The Cut

Orlando Bloom and John Turturro in The Cut (2024)
Altitude Film Distribution
A washed-out boxer (Orlando Bloom) struggles to make a comeback when he can't match the required weight limit. His sanity and body are tested with dietary experiments and a hardened, remorseless coach (John Turturro).

Orlando Bloom, like you've never seen him before. Since his breakout role as the elven archer Legolas in The Lord of the Rings and setting sail in the Pirates of the Caribbean, it's easy to reduce the British actor to a pretty-faced Hollywood star. But in The Cut, Bloom attempts a jab at an "Oscar-baity" role, shedding 52 pounds for a ripped physique, putting on an Irish accent, and frowning in front of the camera in sweat-soaked slow-motion, like a feature in one of those "best acting compilation" videos. Credit where it's due, Bloom is heavily convincing as the battered and scarred protagonist known as "The Boxer" throughout the story. Having grown during The Troubles with hardly a bite to eat, The Boxer is a self-made underdog who bites into whatever life swerves past him. Now, to make the required welterweight cut, he must go through hell on earth in a psychological and physical struggle that you don't ordinarily see in a boxing drama. And for his part, Bloom does give his all in arguably his career-best performance. In moments of prolonged silence and diaphragm-stretching workouts, the man conveys the struggle that any athlete might face when they're held at gunpoint to cut down weight over a fortnight. Now, if only the rest of the film added any meat to these bare bones.

The Cut tries overturning familiar boxing cliches as part psychological drama and part body horror. Director Sean Ellis, who previously dabbled in horror projects like The Broken and The Cursed, injects a dose of mind-bending psychological tension to The Cut as The Boxer begins to lose grip of his reality with hours of sauna-sweating and dodgy pseudoscientific diets of pills and drugs. So, instead of tearing a page out of Rocky or the bazillion post-Rocky boxing films, it's refreshing to see Ellis's genre-blending experiment resemble more perfection-chasing psychological dramas like Black Swan and Whiplash. We've seen enough of those rousing training montages. This time around, the camera confines us within the interiors of the boxer's head, pounding with drug-induced palpitations, traumatic flashbacks, and the occasional craving for a sweet candy bar.

A promising venture on paper, but never more than the sum of its parts. Justin Bull's screenplay is so busy inflicting one throbbing punch after another to its protagonist that there's little space left for tender moments of empathy.

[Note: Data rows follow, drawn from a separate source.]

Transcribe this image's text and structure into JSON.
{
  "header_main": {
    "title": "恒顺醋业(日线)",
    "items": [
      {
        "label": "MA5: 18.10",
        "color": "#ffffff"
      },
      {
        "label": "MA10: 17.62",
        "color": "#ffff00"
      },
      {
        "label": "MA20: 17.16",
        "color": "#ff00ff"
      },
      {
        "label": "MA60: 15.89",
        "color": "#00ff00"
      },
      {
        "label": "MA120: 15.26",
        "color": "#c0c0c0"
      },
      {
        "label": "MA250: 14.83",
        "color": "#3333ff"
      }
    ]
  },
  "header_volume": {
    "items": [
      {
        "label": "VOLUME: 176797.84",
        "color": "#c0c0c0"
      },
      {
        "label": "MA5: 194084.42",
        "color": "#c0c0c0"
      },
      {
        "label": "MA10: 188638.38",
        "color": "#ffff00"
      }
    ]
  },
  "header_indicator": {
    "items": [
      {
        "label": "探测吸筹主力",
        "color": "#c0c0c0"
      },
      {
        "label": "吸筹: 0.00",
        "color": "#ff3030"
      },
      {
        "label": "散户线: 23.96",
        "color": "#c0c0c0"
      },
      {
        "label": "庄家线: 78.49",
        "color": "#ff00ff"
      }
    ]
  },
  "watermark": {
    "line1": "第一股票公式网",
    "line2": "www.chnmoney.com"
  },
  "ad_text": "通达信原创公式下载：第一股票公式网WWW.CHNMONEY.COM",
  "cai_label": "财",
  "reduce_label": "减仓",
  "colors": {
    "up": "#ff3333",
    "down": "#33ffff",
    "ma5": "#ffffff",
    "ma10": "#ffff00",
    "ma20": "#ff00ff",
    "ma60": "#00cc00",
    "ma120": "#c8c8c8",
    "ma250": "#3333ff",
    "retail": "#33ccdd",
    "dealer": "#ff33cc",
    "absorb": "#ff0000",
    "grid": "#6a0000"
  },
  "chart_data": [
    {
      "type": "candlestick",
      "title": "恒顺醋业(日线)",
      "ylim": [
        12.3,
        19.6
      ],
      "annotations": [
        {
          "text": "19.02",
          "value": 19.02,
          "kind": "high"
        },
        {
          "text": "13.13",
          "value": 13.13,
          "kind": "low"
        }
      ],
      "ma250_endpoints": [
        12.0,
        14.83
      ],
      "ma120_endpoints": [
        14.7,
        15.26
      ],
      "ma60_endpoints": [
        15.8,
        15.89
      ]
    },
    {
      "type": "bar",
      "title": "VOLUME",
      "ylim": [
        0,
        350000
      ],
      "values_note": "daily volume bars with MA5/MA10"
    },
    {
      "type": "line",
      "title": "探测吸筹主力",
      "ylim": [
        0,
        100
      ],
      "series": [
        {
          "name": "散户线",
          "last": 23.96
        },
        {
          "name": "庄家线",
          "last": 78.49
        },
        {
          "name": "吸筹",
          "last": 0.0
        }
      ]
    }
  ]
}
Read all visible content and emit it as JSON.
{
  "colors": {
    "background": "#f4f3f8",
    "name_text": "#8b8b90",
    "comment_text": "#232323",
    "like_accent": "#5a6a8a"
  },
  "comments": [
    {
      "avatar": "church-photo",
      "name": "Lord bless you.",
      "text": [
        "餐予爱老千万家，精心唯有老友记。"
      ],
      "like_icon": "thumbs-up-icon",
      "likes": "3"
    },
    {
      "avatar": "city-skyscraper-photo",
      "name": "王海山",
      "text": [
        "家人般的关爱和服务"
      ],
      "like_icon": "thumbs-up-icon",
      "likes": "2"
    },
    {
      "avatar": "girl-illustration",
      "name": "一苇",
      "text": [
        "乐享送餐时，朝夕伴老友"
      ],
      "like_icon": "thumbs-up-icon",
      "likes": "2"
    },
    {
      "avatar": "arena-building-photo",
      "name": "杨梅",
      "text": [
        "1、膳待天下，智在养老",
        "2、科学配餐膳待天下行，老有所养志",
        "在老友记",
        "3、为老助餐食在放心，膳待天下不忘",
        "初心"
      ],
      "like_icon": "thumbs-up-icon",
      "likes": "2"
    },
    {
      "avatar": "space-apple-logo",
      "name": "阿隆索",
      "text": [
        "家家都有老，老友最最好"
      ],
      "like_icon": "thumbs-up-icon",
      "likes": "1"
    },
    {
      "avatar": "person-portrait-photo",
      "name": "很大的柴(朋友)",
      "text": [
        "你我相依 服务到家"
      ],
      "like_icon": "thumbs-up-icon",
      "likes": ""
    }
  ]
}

A final shock in the end is still not enough to compensate for the film's wearisome pace, one-dimensional characters (the emotionally distant boxer, the unorthodox, tough-as-nails coach, and an underused Caitríona Balfe as the boxer's partner concerned for his safety), and its tendency to dive into too many influences without fleshing out any. Given the oversaturated and all-too-predictable state of the boxing genre, The Cut is still a valiant effort; a decent one-time watch. And yet it's enticing to think of a director's cut willing to peel more layers than settle for slow-burning, physical shock value.

A ripped and tragic Orlando Bloom delivers the goods in a tonally confused boxing drama.